肩を落とした私は、そう言われて目線を下に向ける。左右の手の平は未だくっついたままだった。ゆっくり引き剥がすと、決して長くはない爪の痕が三日月の形で印されていた。


『あっ…』

『次の製図の時も祈っててくれるの?』

『はい! …あ、でも私が祈って落ちちゃったら、責任取れないですよ?』

『あはは。落ちたらその程度の実力ってことだろ。この前のこと気にしてんの?』

『頑張ってくださいなんて言ったから、良くなかったのかなって。次の日二人とも暗かったから…』

『あれは、出し尽くして気が抜けてただけだよ。試験のために2年弱やってきたことを無駄にしないようにって。お互いやり尽くして良くも悪くも学科はこれで終わったのかって。帰りは一言も喋んないでぐったり』

肩を竦ませ『だから、落ちても柏木のせいじゃないよ』って、優しい笑顔を見せる。

『じゃあ、…次も祈っていいですか?』

本当にいいのかと、おどおど不安そうに見上げた。


『頑張ってる柏木に頑張ってって言われたら、何だか頑張れそうな気がするよ』

『それって、私が主任に大丈夫って言われるのと一緒ですね』

『…何か違うだろ。

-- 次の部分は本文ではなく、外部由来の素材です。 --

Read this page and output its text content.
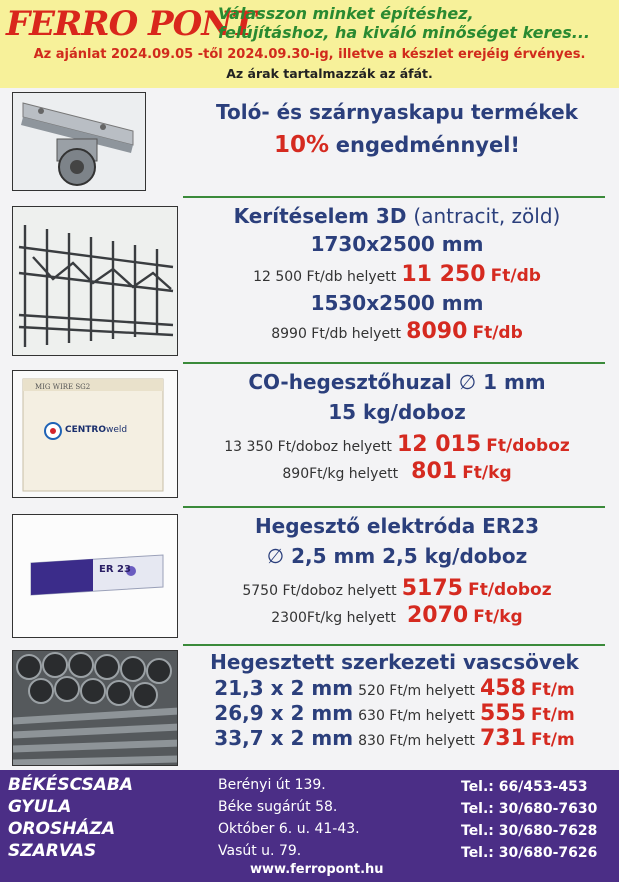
FERRO PONT
Válasszon minket építéshez,
felújításhoz, ha kiváló minőséget keres...
Az ajánlat 2024.09.05 -től 2024.09.30-ig, illetve a készlet erejéig érvényes.
Az árak tartalmazzák az áfát.
Toló- és szárnyaskapu termékek
10% engedménnyel!
Kerítéselem 3D (antracit, zöld)
1730x2500 mm
12 500 Ft/db helyett 11 250 Ft/db
1530x2500 mm
8990 Ft/db helyett 8090 Ft/db
MIG WIRE SG2
CENTROweld
CO-hegesztőhuzal ∅ 1 mm
15 kg/doboz
13 350 Ft/doboz helyett 12 015 Ft/doboz
890Ft/kg helyett 801 Ft/kg
ER 23
Hegesztő elektróda ER23
∅ 2,5 mm 2,5 kg/doboz
5750 Ft/doboz helyett 5175 Ft/doboz
2300Ft/kg helyett 2070 Ft/kg
Hegesztett szerkezeti vascsövek
21,3 x 2 mm 520 Ft/m helyett 458 Ft/m
26,9 x 2 mm 630 Ft/m helyett 555 Ft/m
33,7 x 2 mm 830 Ft/m helyett 731 Ft/m
BÉKÉSCSABA
GYULA
OROSHÁZA
SZARVAS
Berényi út 139.
Béke sugárút 58.
Október 6. u. 41-43.
Vasút u. 79.
Tel.: 66/453-453
Tel.: 30/680-7630
Tel.: 30/680-7628
Tel.: 30/680-7626
www.ferropont.hu
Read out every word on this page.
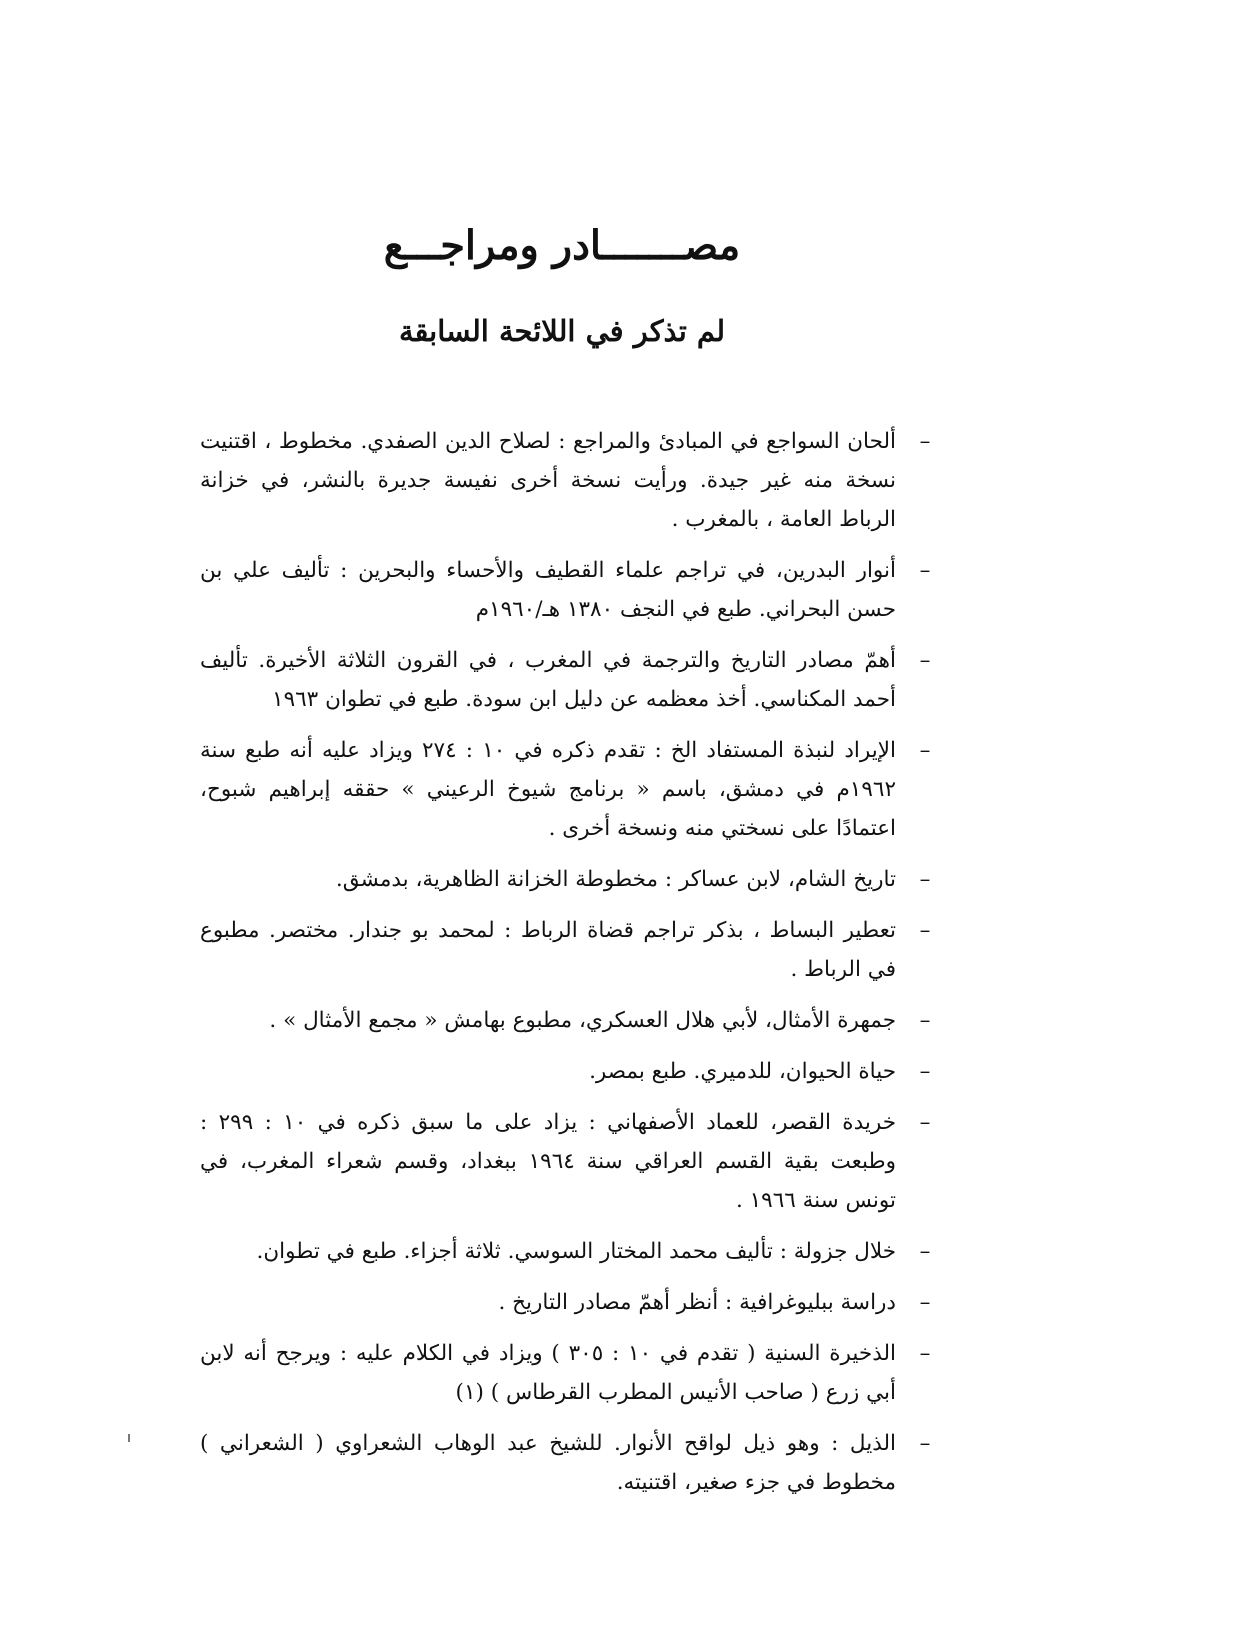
مصـــــــادر ومراجـــع
لم تذكر في اللائحة السابقة
–
ألحان السواجع في المبادئ والمراجع : لصلاح الدين الصفدي. مخطوط ، اقتنيت نسخة منه غير جيدة. ورأيت نسخة أخرى نفيسة جديرة بالنشر، في خزانة الرباط العامة ، بالمغرب .
–
أنوار البدرين، في تراجم علماء القطيف والأحساء والبحرين : تأليف علي بن حسن البحراني. طبع في النجف ١٣٨٠ هـ/١٩٦٠م
–
أهمّ مصادر التاريخ والترجمة في المغرب ، في القرون الثلاثة الأخيرة. تأليف أحمد المكناسي. أخذ معظمه عن دليل ابن سودة. طبع في تطوان ١٩٦٣
–
الإيراد لنبذة المستفاد الخ : تقدم ذكره في ١٠ : ٢٧٤ ويزاد عليه أنه طبع سنة ١٩٦٢م في دمشق، باسم « برنامج شيوخ الرعيني » حققه إبراهيم شبوح، اعتمادًا على نسختي منه ونسخة أخرى .
–
تاريخ الشام، لابن عساكر : مخطوطة الخزانة الظاهرية، بدمشق.
–
تعطير البساط ، بذكر تراجم قضاة الرباط : لمحمد بو جندار. مختصر. مطبوع في الرباط .
–
جمهرة الأمثال، لأبي هلال العسكري، مطبوع بهامش « مجمع الأمثال » .
–
حياة الحيوان، للدميري. طبع بمصر.
–
خريدة القصر، للعماد الأصفهاني : يزاد على ما سبق ذكره في ١٠ : ٢٩٩ : وطبعت بقية القسم العراقي سنة ١٩٦٤ ببغداد، وقسم شعراء المغرب، في تونس سنة ١٩٦٦ .
–
خلال جزولة : تأليف محمد المختار السوسي. ثلاثة أجزاء. طبع في تطوان.
–
دراسة ببليوغرافية : أنظر أهمّ مصادر التاريخ .
–
الذخيرة السنية ( تقدم في ١٠ : ٣٠٥ ) ويزاد في الكلام عليه : ويرجح أنه لابن أبي زرع ( صاحب الأنيس المطرب القرطاس ) (١)
–
الذيل : وهو ذيل لواقح الأنوار. للشيخ عبد الوهاب الشعراوي ( الشعراني ) مخطوط في جزء صغير، اقتنيته.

それは、柏木がおろおろしてるから、だろ?』

『え? おろおろはしてますけど、どこが違うんですか? 大丈夫って言われたら何だか大丈夫なような気がしますよ?』

『…じゃあ、同じってことにしておくよ』

妥協とも取れる発言に、私は納得がいかなくて何が違うんだろうと首を捻る。思い立ったことを色々言葉にしてみたけれど『そうじゃない』と呆れられ、何が違うのかはこの時、結局分からずじまいだった。